Bu ülkede bir dönem ilkokul öğretmenleri ortalıkta üniversite profesörü havalarında dolaşırlardı.
Tüccara hırsız, işçiye ayaktakımı gözüyle baktılar.
Eşraf daha fazla dayanamadı, CHP'yle bağlarını kopardı ve yeni bir parti kurdu.
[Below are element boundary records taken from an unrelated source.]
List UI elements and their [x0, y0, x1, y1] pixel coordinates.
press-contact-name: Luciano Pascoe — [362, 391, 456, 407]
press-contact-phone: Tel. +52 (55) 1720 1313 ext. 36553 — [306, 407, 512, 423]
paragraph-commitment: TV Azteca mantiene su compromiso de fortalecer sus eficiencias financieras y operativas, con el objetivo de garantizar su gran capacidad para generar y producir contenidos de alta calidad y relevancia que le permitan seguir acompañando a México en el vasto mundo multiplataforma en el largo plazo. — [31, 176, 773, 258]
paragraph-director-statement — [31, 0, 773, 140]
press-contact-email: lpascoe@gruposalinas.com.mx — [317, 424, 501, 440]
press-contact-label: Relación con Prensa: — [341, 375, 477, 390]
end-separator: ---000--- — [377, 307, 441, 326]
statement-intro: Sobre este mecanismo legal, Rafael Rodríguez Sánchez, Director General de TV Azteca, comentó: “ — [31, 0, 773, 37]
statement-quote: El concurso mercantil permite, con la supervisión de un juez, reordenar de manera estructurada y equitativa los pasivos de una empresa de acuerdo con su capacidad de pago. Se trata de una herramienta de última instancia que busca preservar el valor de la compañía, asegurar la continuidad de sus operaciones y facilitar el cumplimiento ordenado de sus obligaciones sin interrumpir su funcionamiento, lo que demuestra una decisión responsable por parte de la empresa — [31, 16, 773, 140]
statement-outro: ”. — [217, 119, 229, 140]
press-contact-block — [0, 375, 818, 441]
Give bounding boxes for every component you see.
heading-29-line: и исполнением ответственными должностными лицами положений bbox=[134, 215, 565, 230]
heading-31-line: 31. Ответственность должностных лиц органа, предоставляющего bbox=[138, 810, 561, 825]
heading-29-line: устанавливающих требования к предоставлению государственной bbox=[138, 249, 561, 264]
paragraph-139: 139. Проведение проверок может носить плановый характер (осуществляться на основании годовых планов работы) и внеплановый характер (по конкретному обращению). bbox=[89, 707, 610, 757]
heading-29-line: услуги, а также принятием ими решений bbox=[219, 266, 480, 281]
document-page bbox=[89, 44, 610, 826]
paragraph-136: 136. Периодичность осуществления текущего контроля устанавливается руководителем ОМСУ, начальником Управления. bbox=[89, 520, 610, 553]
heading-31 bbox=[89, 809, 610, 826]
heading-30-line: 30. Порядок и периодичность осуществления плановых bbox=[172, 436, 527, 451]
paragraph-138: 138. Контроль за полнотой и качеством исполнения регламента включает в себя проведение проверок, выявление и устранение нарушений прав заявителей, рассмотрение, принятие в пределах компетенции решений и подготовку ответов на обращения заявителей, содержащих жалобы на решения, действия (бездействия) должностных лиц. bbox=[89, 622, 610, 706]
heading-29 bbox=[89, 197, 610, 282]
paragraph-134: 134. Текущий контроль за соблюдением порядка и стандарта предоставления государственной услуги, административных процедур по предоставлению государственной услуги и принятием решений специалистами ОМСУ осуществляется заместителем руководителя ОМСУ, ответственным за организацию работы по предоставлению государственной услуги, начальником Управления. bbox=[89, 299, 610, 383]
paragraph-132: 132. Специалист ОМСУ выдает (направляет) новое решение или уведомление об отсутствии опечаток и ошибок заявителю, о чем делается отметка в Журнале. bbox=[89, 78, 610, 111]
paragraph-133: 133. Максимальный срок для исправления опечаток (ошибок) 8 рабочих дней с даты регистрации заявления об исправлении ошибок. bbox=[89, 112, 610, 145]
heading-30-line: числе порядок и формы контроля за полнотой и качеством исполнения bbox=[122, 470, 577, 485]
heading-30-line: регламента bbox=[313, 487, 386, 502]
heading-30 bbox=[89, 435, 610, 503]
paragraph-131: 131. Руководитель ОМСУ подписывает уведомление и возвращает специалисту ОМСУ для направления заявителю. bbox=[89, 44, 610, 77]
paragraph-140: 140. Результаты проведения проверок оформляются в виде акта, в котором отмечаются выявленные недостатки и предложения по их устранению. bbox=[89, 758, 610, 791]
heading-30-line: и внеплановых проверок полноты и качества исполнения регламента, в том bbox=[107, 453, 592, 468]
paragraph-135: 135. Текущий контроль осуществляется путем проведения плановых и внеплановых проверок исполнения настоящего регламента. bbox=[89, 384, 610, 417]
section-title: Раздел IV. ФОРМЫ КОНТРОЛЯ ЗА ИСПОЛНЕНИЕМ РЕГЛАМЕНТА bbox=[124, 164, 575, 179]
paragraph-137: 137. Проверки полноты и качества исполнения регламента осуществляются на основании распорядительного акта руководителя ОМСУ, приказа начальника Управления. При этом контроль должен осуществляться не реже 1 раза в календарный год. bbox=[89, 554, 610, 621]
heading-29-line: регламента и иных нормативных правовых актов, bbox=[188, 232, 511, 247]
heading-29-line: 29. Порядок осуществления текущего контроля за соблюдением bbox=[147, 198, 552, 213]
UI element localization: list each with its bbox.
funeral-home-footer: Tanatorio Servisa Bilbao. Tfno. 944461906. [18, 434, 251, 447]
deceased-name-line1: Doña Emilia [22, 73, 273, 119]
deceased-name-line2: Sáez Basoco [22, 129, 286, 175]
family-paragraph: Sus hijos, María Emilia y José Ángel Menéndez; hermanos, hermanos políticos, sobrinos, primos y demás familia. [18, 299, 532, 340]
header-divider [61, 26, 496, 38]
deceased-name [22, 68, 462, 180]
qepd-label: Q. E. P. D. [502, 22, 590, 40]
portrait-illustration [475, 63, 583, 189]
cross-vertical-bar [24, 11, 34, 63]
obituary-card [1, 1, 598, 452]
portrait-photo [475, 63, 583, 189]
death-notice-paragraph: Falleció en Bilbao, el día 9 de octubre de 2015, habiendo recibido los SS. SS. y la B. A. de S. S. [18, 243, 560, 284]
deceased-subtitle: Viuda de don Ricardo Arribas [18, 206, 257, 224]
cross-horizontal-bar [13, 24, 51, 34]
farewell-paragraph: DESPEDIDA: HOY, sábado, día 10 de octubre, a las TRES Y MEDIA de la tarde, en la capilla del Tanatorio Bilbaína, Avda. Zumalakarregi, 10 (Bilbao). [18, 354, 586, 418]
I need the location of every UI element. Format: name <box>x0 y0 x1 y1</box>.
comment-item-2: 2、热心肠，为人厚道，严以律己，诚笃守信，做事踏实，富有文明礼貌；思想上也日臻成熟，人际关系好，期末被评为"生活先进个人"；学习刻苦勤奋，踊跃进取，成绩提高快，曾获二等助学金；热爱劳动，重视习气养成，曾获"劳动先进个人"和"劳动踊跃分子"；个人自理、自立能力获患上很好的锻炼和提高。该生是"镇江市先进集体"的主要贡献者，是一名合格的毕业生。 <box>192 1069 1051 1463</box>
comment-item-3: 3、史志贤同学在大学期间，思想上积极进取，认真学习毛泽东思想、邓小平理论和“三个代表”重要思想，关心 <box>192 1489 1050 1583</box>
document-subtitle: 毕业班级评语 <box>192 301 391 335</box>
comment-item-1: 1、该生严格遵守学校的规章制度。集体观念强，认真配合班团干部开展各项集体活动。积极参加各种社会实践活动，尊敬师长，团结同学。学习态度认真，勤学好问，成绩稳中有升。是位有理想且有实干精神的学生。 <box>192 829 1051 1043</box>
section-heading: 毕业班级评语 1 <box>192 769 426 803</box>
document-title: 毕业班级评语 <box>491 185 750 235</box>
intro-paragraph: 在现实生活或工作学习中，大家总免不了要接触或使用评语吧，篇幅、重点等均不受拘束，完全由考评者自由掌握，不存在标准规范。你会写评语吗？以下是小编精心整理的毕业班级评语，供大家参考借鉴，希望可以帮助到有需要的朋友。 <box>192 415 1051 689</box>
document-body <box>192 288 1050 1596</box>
Halkı da arkasına aldı.
Eh, sen memur olarak halka "ulan öküz Anadolulu" diye hakaret edersen gün gelir o Anadolulu bunun hesabını sorar.
1950, 1965 ve 1983, eşrafla halk birlikteliğinin iktidara yönelme dönemleridir.
Bürokrasi buna çok sert cevap verdi, 1960, 1971 ve 1980'de... Sopa zoruyla geri döndü ve kan döktü.
Kavganın aslı sınıfsaldır.
"Laiklik-dincilik" karşıtlığı, buna giydirilmiş bir üstyapı kılıfıdır.
Hani İstanbul sermayesinin, Anadolu sermayesiyle olan kavgasında, kendisine bağlı medyayı "Atatürkçülük" kisvesi altında iktidara karşı öne sürmesi gibi...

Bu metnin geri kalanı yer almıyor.